というのは、中小企業においては、上場企業のように必ずしも顧問弁護士がいない、知り合いの弁護士がいてもその弁護士が労働審判の経験があるとは限らないし、迅速に対応してくれるかわからないからです。
 このように労働審判は、中小企業にとっては早期決着という点ではメリットが大きいものの、複雑な案件では、短い期間に準備に追われ、場合によっては十分な防衛活動ができないといったリスクがあることに注意する必要があります。
 労働審判期日には、申立書、答弁書、証拠書類等を踏まえ、労働審判委員会から会社側関係者に質問がなされ、さらには申立人やその代理人から直接質問がなされることもあります。この質問は、会社側にとって不利な点を突くようなものも多くあります。
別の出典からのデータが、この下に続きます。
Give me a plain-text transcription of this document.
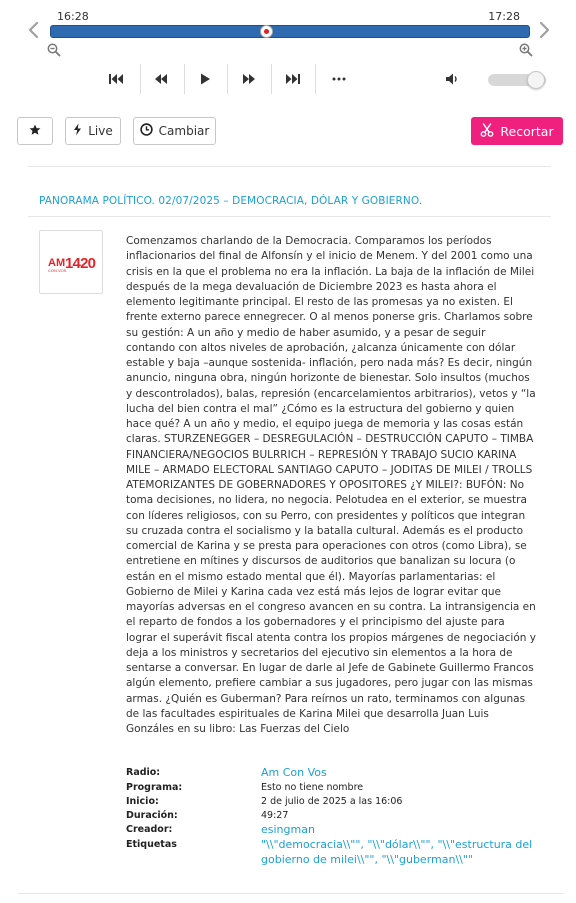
16:28	17:28
Live	Cambiar	Recortar
PANORAMA POLÍTICO. 02/07/2025 – DEMOCRACIA, DÓLAR Y GOBIERNO.
AM
CON VOS
1420
Comenzamos charlando de la Democracia. Comparamos los períodos inflacionarios del final de Alfonsín y el inicio de Menem. Y del 2001 como una crisis en la que el problema no era la inflación. La baja de la inflación de Milei después de la mega devaluación de Diciembre 2023 es hasta ahora el elemento legitimante principal. El resto de las promesas ya no existen. El frente externo parece ennegrecer. O al menos ponerse gris. Charlamos sobre su gestión: A un año y medio de haber asumido, y a pesar de seguir contando con altos niveles de aprobación, ¿alcanza únicamente con dólar estable y baja –aunque sostenida- inflación, pero nada más? Es decir, ningún anuncio, ninguna obra, ningún horizonte de bienestar. Solo insultos (muchos y descontrolados), balas, represión (encarcelamientos arbitrarios), vetos y “la lucha del bien contra el mal” ¿Cómo es la estructura del gobierno y quien hace qué? A un año y medio, el equipo juega de memoria y las cosas están claras. STURZENEGGER – DESREGULACIÓN – DESTRUCCIÓN CAPUTO – TIMBA FINANCIERA/NEGOCIOS BULRRICH – REPRESIÓN Y TRABAJO SUCIO KARINA MILE – ARMADO ELECTORAL SANTIAGO CAPUTO – JODITAS DE MILEI / TROLLS ATEMORIZANTES DE GOBERNADORES Y OPOSITORES ¿Y MILEI?: BUFÓN: No toma decisiones, no lidera, no negocia. Pelotudea en el exterior, se muestra con líderes religiosos, con su Perro, con presidentes y políticos que integran su cruzada contra el socialismo y la batalla cultural. Además es el producto comercial de Karina y se presta para operaciones con otros (como Libra), se entretiene en mítines y discursos de auditorios que banalizan su locura (o están en el mismo estado mental que él). Mayorías parlamentarias: el Gobierno de Milei y Karina cada vez está más lejos de lograr evitar que mayorías adversas en el congreso avancen en su contra. La intransigencia en el reparto de fondos a los gobernadores y el principismo del ajuste para lograr el superávit fiscal atenta contra los propios márgenes de negociación y deja a los ministros y secretarios del ejecutivo sin elementos a la hora de sentarse a conversar. En lugar de darle al Jefe de Gabinete Guillermo Francos algún elemento, prefiere cambiar a sus jugadores, pero jugar con las mismas armas. ¿Quién es Guberman? Para reírnos un rato, terminamos con algunas de las facultades espirituales de Karina Milei que desarrolla Juan Luis Gonzáles en su libro: Las Fuerzas del Cielo
Radio:	Am Con Vos
Programa:	Esto no tiene nombre
Inicio:	2 de julio de 2025 a las 16:06
Duración:	49:27
Creador:	esingman
Etiquetas	"\\"democracia\\"", "\\"dólar\\"", "\\"estructura del gobierno de milei\\"", "\\"guberman\\""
このため、どのような質問が来るか想定し、リハーサルをしておく必要があります。
 なお、本ケースのような未払残業代が問題となっているケースにおいては、いわゆる生の証拠をそのまま提出するだけではなく、一覧表を作成するなど労働審判員にも分かりやすい説明を行うなどのテクニックも必要となります。

3 和解の可能性
 労働審判では、第1回期日から調停が行われ、労働審判委員会から金銭解決の和解の可能性について意見を求められることもよくあります。
 和解をする心づもりがあるかについては、事前に十分に検討の上、その場で答えられた方が良いですし、弁護士とよく相談の上、解決金の上限額の心づもりもある程度はつけておく必要があります。

4 異議申立
 なお、労働審判告知から2週間以内に異議が申し立てられれば、労働審判はその効力を失い、自動的に訴訟手続に移行します(同法第21条第1項・第3項、第22条第1項)。

5 回答
 貴社は、労働審判が申し立てられた以上、早急に顧問弁護士と打合せを行って、認否反論の準備を行うとともに、第1回期日に誰を同行して何を供述するかを、綿密かつ戦略的に決定する必要があります。
また、それと同時に、全く労働者の言い分に理由がない場合を除いて、いわゆる「落としどころ」も併せて検討するのが望ましいと考えます。